The voice that summoned me was deep and musical, a Bajan accent pleasantly
flavoured with a taste of Oxbridge. As I studied the carpet miserably, a kindly voice said,
“Why are you here, child?”
I sniffled. “Miss Cecil gave me a detention for closing the window.”
“Surely you must have misunderstood.”
“No, Mrs. Payne. She told us not to get out of our seats and then it was raining.” “I
see.” The tone was startling enough for me to look up slowly and meet her eyes. Kind eyes.
Brown eyes tinged with regret. Was it possible she really did see?

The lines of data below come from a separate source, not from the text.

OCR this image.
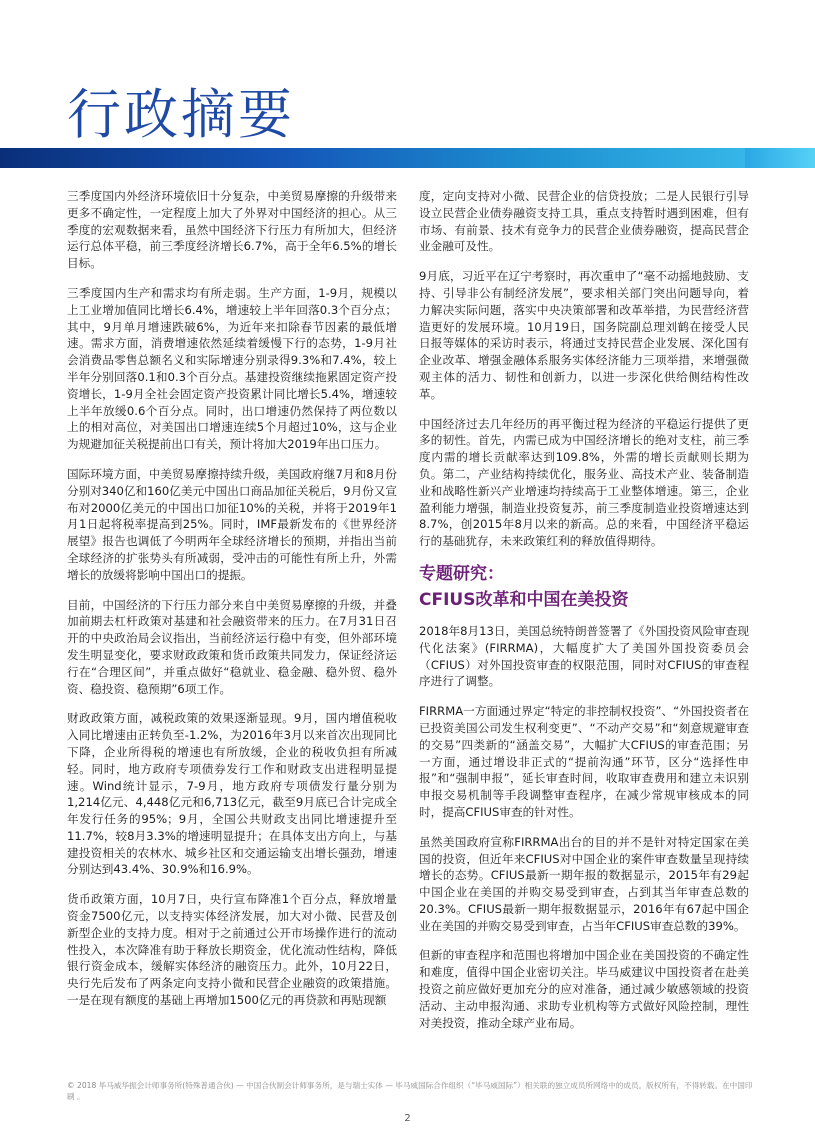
行政摘要

三季度国内外经济环境依旧十分复杂，中美贸易摩擦的升级带来更多不确定性，一定程度上加大了外界对中国经济的担心。从三季度的宏观数据来看，虽然中国经济下行压力有所加大，但经济运行总体平稳，前三季度经济增长6.7%，高于全年6.5%的增长目标。

三季度国内生产和需求均有所走弱。生产方面，1-9月，规模以上工业增加值同比增长6.4%，增速较上半年回落0.3个百分点；其中，9月单月增速跌破6%，为近年来扣除春节因素的最低增速。需求方面，消费增速依然延续着缓慢下行的态势，1-9月社会消费品零售总额名义和实际增速分别录得9.3%和7.4%，较上半年分别回落0.1和0.3个百分点。基建投资继续拖累固定资产投资增长，1-9月全社会固定资产投资累计同比增长5.4%，增速较上半年放缓0.6个百分点。同时，出口增速仍然保持了两位数以上的相对高位，对美国出口增速连续5个月超过10%，这与企业为规避加征关税提前出口有关，预计将加大2019年出口压力。

国际环境方面，中美贸易摩擦持续升级，美国政府继7月和8月份分别对340亿和160亿美元中国出口商品加征关税后，9月份又宣布对2000亿美元的中国出口加征10%的关税，并将于2019年1月1日起将税率提高到25%。同时，IMF最新发布的《世界经济展望》报告也调低了今明两年全球经济增长的预期，并指出当前全球经济的扩张势头有所减弱，受冲击的可能性有所上升，外需增长的放缓将影响中国出口的提振。

目前，中国经济的下行压力部分来自中美贸易摩擦的升级，并叠加前期去杠杆政策对基建和社会融资带来的压力。在7月31日召开的中央政治局会议指出，当前经济运行稳中有变，但外部环境发生明显变化，要求财政政策和货币政策共同发力，保证经济运行在“合理区间”，并重点做好“稳就业、稳金融、稳外贸、稳外资、稳投资、稳预期”6项工作。

财政政策方面，减税政策的效果逐渐显现。9月，国内增值税收入同比增速由正转负至-1.2%，为2016年3月以来首次出现同比下降，企业所得税的增速也有所放缓，企业的税收负担有所减轻。同时，地方政府专项债券发行工作和财政支出进程明显提速。Wind统计显示，7-9月，地方政府专项债发行量分别为1,214亿元、4,448亿元和6,713亿元，截至9月底已合计完成全年发行任务的95%；9月，全国公共财政支出同比增速提升至11.7%，较8月3.3%的增速明显提升；在具体支出方向上，与基建投资相关的农林水、城乡社区和交通运输支出增长强劲，增速分别达到43.4%、30.9%和16.9%。

货币政策方面，10月7日，央行宣布降准1个百分点，释放增量资金7500亿元，以支持实体经济发展，加大对小微、民营及创新型企业的支持力度。相对于之前通过公开市场操作进行的流动性投入，本次降准有助于释放长期资金，优化流动性结构，降低银行资金成本，缓解实体经济的融资压力。此外，10月22日，央行先后发布了两条定向支持小微和民营企业融资的政策措施。一是在现有额度的基础上再增加1500亿元的再贷款和再贴现额

度，定向支持对小微、民营企业的信贷投放；二是人民银行引导设立民营企业债券融资支持工具，重点支持暂时遇到困难，但有市场、有前景、技术有竞争力的民营企业债券融资，提高民营企业金融可及性。

9月底，习近平在辽宁考察时，再次重申了“毫不动摇地鼓励、支持、引导非公有制经济发展”，要求相关部门突出问题导向，着力解决实际问题，落实中央决策部署和改革举措，为民营经济营造更好的发展环境。10月19日，国务院副总理刘鹤在接受人民日报等媒体的采访时表示，将通过支持民营企业发展、深化国有企业改革、增强金融体系服务实体经济能力三项举措，来增强微观主体的活力、韧性和创新力，以进一步深化供给侧结构性改革。

中国经济过去几年经历的再平衡过程为经济的平稳运行提供了更多的韧性。首先，内需已成为中国经济增长的绝对支柱，前三季度内需的增长贡献率达到109.8%，外需的增长贡献则长期为负。第二，产业结构持续优化，服务业、高技术产业、装备制造业和战略性新兴产业增速均持续高于工业整体增速。第三，企业盈利能力增强，制造业投资复苏，前三季度制造业投资增速达到 8.7%，创2015年8月以来的新高。总的来看，中国经济平稳运行的基础犹存，未来政策红利的释放值得期待。

专题研究：
CFIUS改革和中国在美投资

2018年8月13日，美国总统特朗普签署了《外国投资风险审查现代化法案》(FIRRMA)，大幅度扩大了美国外国投资委员会（CFIUS）对外国投资审查的权限范围，同时对CFIUS的审查程序进行了调整。

FIRRMA一方面通过界定“特定的非控制权投资”、“外国投资者在已投资美国公司发生权利变更”、“不动产交易”和“刻意规避审查的交易”四类新的“涵盖交易”，大幅扩大CFIUS的审查范围；另一方面，通过增设非正式的“提前沟通”环节，区分“选择性申报”和“强制申报”，延长审查时间，收取审查费用和建立未识别申报交易机制等手段调整审查程序，在减少常规审核成本的同时，提高CFIUS审查的针对性。

虽然美国政府宣称FIRRMA出台的目的并不是针对特定国家在美国的投资，但近年来CFIUS对中国企业的案件审查数量呈现持续增长的态势。CFIUS最新一期年报的数据显示，2015年有29起中国企业在美国的并购交易受到审查，占到其当年审查总数的20.3%。CFIUS最新一期年报数据显示，2016年有67起中国企业在美国的并购交易受到审查，占当年CFIUS审查总数的39%。

但新的审查程序和范围也将增加中国企业在美国投资的不确定性和难度，值得中国企业密切关注。毕马威建议中国投资者在赴美投资之前应做好更加充分的应对准备，通过减少敏感领域的投资活动、主动申报沟通、求助专业机构等方式做好风险控制，理性对美投资，推动全球产业布局。

© 2018 毕马威华振会计师事务所(特殊普通合伙) — 中国合伙制会计师事务所，是与瑞士实体 — 毕马威国际合作组织（“毕马威国际”）相关联的独立成员所网络中的成员。版权所有，不得转载。在中国印刷 。
2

“I’m sorry.” she said. “I’m afraid you will have to take your detention as given.” Her
warm eyes said what her voice could not. My eleven year old heart bore witness and felt solved
as our most senior mistress acknowledged an injustice done, wordlessly taking my part even as
she was obliged to support her teacher. The sting went out of the punishment; Mrs Cecil did
not hold the moral high ground and we both knew it. In that instant, her power over me waned.
It was by no means my last infraction or my last detention. In fact it was the first of
many. There was something about being an example of national excellence, a Queen’s College
Girl, that impelled me to unconscious rebellion, from First Form to Sixth, and I was one of the
only girls in the Sixth Form who would not be automatically awarded the office of Prefect.
There were so many rules, arcane and traditional, and so very many ways in which to break
them. But I would always remember the Headmistress who let me know that being in trouble
for breaking a rule, even if I had to accept a consequence, didn’t have to mean that I was wrong
or bad. And it left me with a lasting empathy with the troublemakers, even when the time
would come that I had to impose institutional rules of my own.